18 August 2012

UNSG believes Timor-Leste no longer needs UN Peacekeeping Mission and Confirms Commitment to Prosecution of Indonesian Occupation Atrocities

PM Gusmao greets UNSG Ban Ki Moon
East Timor Legal News ETLJB 18 August 2012 DILI, Timor-Leste - In his off-the-cuff remarks press conference in Dili on 15 August 2012, United Nations Secretary-General Ban Ki Moon confirmed his opinion that Timor-Leste no longer needs the UN peacekeeping operation (UNMIT) because the country has achieved a sufficient level of social and political development and the security forces had demonstrated that they are now capable of assuming full responsibility for national security.

Mr Moon commended all Timorese for the successful presidential and parliamentary elections held earlier this year, the peaceful and orderly process of which reflected Timor-Leste’s strong commitment to stability, democracy and national unity.

He also welcomed the significant progress made by Timor-Leste in the security sector. For over 16 months, the national police, PNTL, have borne the responsibility for the conduct of all police operations in Timor-Leste which he described as a powerful testament to the growing professionalism and institutional development of the security forces.

In response to a question whether he believed that the country will remain peaceful after the peacekeepers leave, Mr Moon said that, while the national police of Timor-Leste have strengthened their capacity, successfully helped in three rounds of presidential and parliamentary elections and had taken ownership and leadership of policing since March 2011, that did not mean that there were no problems. He said that there are still many challenges and therefore he and President Taur Matan Ruak had discussed what would be the best, appropriate and practical form of the United Nations engagement after the withdrawal of peacekeeping forces. The UN would remain in other forms to support the nation after the withdrawal of peacekeeping forces.

The Secretary-General was also asked whether the UN supports the pursuit and prosecution of people involved in human rights atrocities committed in East Timor from 1974 until independence, including people who are now in Indonesia. In response, Mr Moon stated that the United Nations’ position on this issue was clear and persistent.

"All the perpetrators of crimes against humanity and war crimes must be brought to justice. I have discussed this matter with President Ruak during our meeting. I know that according to our experience, political stability cannot be sustainable when there is no justice for the crimes against civilian populations, crimes against humanity and war crimes."

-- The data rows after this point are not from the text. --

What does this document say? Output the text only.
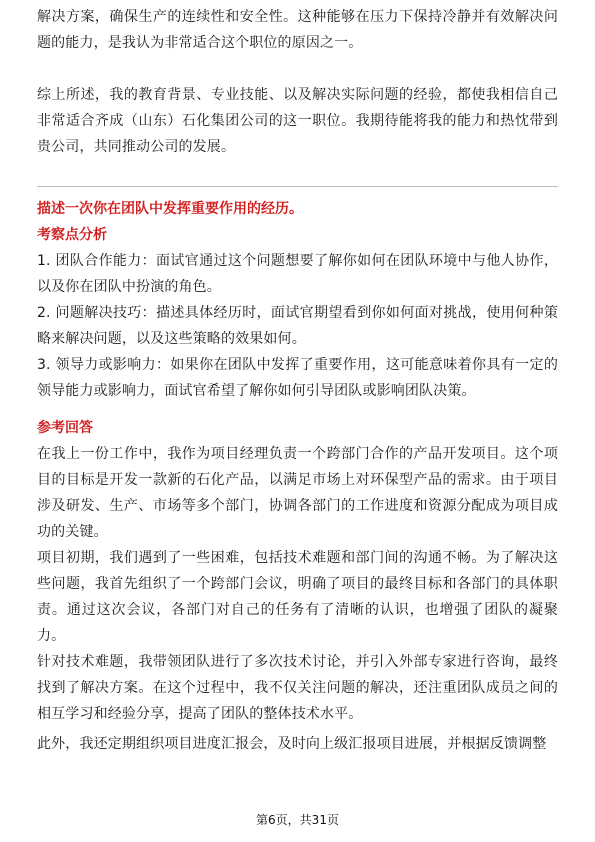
解决方案，确保生产的连续性和安全性。这种能够在压力下保持冷静并有效解决问题的能力，是我认为非常适合这个职位的原因之一。
综上所述，我的教育背景、专业技能、以及解决实际问题的经验，都使我相信自己非常适合齐成（山东）石化集团公司的这一职位。我期待能将我的能力和热忱带到贵公司，共同推动公司的发展。
描述一次你在团队中发挥重要作用的经历。
考察点分析
1. 团队合作能力：面试官通过这个问题想要了解你如何在团队环境中与他人协作，以及你在团队中扮演的角色。
2. 问题解决技巧：描述具体经历时，面试官期望看到你如何面对挑战，使用何种策略来解决问题，以及这些策略的效果如何。
3. 领导力或影响力：如果你在团队中发挥了重要作用，这可能意味着你具有一定的领导能力或影响力，面试官希望了解你如何引导团队或影响团队决策。
参考回答
在我上一份工作中，我作为项目经理负责一个跨部门合作的产品开发项目。这个项目的目标是开发一款新的石化产品，以满足市场上对环保型产品的需求。由于项目涉及研发、生产、市场等多个部门，协调各部门的工作进度和资源分配成为项目成功的关键。
项目初期，我们遇到了一些困难，包括技术难题和部门间的沟通不畅。为了解决这些问题，我首先组织了一个跨部门会议，明确了项目的最终目标和各部门的具体职责。通过这次会议，各部门对自己的任务有了清晰的认识，也增强了团队的凝聚力。
针对技术难题，我带领团队进行了多次技术讨论，并引入外部专家进行咨询，最终找到了解决方案。在这个过程中，我不仅关注问题的解决，还注重团队成员之间的相互学习和经验分享，提高了团队的整体技术水平。
此外，我还定期组织项目进度汇报会，及时向上级汇报项目进展，并根据反馈调整
第6页，共31页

He said that as Timor-Leste is a sovereign state, he believed that President Ruak and the Prosecutor General and all the relevant departments will take necessary actions so that perpetrators of crimes will be brought to justice.

During his visit to Timor-Leste, Mr Ban Ki Moon was presented with a letter from the Timor-Leste National Alliance for an International Tribunal regarding the prosecution of human rights abuses and crimes against humanity committed by the Indonesian state apparatus and its proxies during the illegal occupation.